Шрифт:
Интервал:
Закладка:
Хмель уже отпустил меня, оставив только тупую ноющую боль в висках и легкую тошноту, – водка и шоколад, сцепившиеся у меня в желудке, привыкшем в последние месяцы только к водянистому, едва соленому рыбному бульону, никак не могли улечься и бунтовали.
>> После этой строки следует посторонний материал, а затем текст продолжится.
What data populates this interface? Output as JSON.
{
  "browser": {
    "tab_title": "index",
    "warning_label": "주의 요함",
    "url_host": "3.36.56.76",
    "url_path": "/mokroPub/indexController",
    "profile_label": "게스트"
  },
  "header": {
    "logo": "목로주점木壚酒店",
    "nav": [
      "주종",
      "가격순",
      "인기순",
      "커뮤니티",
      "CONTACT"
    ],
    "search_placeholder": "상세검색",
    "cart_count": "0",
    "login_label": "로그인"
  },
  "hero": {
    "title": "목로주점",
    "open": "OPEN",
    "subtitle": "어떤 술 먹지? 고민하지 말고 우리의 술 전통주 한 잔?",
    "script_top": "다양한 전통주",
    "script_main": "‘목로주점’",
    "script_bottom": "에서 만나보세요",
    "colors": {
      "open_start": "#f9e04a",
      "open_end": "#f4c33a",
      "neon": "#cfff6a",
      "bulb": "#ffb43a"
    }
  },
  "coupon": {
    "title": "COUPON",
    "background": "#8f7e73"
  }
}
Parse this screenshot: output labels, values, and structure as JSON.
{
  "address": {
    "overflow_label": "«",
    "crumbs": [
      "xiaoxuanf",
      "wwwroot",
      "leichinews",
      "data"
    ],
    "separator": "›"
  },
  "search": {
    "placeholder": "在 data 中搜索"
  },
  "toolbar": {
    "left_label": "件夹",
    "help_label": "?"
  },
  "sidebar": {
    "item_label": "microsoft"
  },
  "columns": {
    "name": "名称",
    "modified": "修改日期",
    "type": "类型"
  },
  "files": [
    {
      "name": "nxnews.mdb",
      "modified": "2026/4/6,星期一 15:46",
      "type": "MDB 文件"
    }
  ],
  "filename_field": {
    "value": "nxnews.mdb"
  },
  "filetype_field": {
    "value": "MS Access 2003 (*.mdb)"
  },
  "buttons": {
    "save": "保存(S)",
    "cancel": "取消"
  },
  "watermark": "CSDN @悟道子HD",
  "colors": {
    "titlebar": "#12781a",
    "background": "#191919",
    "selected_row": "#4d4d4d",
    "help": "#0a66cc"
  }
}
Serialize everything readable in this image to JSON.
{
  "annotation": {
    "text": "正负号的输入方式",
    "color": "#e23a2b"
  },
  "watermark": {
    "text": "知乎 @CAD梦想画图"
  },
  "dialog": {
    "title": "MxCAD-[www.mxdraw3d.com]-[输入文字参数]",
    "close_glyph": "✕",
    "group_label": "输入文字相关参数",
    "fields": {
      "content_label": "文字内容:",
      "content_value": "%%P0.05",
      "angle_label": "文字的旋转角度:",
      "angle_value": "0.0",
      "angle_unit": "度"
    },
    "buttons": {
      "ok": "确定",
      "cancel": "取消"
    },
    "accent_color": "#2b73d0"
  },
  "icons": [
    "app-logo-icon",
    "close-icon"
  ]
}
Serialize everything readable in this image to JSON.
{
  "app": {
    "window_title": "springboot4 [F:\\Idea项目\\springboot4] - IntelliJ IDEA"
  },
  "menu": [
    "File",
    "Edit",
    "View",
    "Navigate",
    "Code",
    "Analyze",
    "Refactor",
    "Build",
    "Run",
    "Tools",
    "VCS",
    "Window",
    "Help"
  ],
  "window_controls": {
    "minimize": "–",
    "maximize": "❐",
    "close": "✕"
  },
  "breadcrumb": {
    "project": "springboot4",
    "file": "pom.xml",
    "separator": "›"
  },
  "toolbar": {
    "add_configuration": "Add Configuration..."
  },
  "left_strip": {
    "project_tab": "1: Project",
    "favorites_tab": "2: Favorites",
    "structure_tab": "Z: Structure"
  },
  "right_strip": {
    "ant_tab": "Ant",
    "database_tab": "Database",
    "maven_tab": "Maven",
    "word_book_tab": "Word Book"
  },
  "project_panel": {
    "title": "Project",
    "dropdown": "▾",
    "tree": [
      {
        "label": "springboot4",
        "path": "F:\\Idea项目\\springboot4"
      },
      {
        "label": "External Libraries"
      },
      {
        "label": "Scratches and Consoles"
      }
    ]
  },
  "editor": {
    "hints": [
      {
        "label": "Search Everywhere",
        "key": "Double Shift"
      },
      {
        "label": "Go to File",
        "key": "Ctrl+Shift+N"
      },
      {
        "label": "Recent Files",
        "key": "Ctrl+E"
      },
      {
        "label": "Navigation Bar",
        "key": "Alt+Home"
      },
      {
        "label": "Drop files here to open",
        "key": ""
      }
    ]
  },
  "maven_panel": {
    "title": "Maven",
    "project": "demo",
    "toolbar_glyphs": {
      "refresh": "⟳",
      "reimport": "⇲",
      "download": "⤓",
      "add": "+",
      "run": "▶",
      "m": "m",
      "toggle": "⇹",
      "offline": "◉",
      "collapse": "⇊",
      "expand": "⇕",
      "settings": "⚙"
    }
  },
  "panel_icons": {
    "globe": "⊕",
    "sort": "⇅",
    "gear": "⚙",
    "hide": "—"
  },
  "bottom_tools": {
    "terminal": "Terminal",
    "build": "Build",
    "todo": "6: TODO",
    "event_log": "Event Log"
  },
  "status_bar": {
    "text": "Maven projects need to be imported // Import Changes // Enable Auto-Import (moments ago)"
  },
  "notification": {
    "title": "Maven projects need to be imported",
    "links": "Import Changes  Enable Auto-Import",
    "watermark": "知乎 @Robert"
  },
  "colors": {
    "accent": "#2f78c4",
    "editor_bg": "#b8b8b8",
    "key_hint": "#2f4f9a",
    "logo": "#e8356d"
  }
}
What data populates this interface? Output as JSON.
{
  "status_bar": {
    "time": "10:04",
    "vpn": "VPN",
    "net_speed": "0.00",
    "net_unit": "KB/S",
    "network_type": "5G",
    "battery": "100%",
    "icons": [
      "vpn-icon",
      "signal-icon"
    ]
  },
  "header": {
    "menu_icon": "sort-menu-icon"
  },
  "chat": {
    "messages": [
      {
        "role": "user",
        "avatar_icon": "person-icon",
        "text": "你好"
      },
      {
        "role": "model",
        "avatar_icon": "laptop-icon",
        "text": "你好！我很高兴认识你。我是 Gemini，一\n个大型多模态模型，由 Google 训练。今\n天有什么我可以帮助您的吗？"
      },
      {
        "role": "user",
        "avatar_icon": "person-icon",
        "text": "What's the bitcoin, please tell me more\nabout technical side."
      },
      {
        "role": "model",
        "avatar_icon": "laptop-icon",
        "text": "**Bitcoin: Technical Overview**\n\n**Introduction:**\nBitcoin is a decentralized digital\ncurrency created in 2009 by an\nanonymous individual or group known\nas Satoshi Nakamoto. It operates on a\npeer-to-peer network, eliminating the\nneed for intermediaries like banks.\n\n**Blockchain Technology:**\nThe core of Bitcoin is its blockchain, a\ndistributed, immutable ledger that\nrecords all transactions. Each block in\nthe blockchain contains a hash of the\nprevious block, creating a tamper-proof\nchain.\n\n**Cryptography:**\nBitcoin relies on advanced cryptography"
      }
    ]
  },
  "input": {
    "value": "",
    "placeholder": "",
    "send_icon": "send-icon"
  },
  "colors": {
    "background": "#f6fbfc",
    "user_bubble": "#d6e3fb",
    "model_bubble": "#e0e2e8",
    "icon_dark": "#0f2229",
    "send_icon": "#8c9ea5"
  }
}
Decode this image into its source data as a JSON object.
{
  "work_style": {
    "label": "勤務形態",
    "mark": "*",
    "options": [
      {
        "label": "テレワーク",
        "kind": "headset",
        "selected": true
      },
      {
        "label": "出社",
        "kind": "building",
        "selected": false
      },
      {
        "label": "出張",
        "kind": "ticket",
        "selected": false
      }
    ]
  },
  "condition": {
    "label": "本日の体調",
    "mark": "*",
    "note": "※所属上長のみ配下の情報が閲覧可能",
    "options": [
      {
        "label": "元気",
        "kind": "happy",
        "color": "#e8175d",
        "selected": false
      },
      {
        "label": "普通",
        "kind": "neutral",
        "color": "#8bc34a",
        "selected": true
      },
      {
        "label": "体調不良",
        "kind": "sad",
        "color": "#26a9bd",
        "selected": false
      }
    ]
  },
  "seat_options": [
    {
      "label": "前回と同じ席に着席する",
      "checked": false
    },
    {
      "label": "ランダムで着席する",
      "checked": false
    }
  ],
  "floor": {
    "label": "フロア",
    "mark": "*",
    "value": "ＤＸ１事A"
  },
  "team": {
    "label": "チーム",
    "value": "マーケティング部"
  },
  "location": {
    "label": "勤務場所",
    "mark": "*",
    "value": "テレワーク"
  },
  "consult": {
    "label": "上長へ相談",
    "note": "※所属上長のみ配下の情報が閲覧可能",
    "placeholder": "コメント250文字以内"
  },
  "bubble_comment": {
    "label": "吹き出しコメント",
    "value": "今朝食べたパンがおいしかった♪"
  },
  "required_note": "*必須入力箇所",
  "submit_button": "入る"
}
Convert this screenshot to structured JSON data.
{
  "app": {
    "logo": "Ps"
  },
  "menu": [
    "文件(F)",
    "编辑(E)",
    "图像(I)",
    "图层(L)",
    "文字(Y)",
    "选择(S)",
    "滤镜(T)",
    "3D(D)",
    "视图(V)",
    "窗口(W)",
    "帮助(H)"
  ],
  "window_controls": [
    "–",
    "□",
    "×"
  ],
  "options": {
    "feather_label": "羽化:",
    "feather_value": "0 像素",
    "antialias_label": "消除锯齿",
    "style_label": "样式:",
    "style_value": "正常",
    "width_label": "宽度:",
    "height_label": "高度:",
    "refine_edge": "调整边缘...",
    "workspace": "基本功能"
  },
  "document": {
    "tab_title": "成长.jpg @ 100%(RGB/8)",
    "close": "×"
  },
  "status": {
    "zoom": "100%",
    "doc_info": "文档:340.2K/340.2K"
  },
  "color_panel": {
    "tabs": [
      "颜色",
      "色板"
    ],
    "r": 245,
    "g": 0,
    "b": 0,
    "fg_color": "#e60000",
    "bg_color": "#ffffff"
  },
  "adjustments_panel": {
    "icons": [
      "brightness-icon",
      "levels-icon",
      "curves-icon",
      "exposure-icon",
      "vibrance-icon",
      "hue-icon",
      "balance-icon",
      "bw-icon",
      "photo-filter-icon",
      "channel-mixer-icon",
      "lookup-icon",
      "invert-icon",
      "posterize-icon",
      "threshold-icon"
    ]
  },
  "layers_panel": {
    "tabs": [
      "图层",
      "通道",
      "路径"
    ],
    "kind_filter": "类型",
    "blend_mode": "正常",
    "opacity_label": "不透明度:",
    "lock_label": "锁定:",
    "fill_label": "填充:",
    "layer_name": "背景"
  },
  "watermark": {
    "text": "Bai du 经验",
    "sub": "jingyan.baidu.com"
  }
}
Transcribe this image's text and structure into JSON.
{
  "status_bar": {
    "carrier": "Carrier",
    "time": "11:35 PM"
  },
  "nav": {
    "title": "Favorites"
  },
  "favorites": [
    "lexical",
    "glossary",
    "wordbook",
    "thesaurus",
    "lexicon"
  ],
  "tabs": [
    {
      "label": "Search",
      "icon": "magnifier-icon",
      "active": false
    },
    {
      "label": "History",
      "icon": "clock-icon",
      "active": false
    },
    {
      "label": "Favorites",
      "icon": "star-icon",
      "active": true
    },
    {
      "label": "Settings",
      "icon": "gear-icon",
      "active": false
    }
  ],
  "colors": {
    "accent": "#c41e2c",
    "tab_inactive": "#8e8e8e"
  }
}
Господи, думала я, с отвращением вдыхая запах оттаявшей, разогретой рыбы, неужели когда-нибудь наступит день, когда мне больше не придется это есть, я отдала бы правую руку за кусок мяса, за ароматный, только снятый с огня стейк, прожаренный совсем чуть-чуть, истекающий розоватым прозрачным соком, присыпанный плачущими крупными зернами свежеразмолотого перца, я съела бы его безо всяких соусов, даже без вилки и ножа, урча, разрывая зубами нежное упругое мясо; хотя… – к чёрту австралийскую говядину, к чёрту триста дней зернового откорма, – я согласна на курицу, обычного подмосковного бройлера, зажаренного в меду, с чесноком и травами, с хрустящей золотистой корочкой, я согласна даже на вареную колбасу – один, всего один толстый перламутровый кружок, состоящий из целлюлозы и пищевых красителей, уложенный на пышный, воздушный кусок белого хлеба, – мне всё равно, только бы не видеть больше этого алюминиевого ведра, до половины наполненного резко пахнущими рыбными трупиками, плавающими в талой холодной воде, только бы больше никогда не прикасаться к этой склизкой чешуе, не резать пальцы колючими плавниками.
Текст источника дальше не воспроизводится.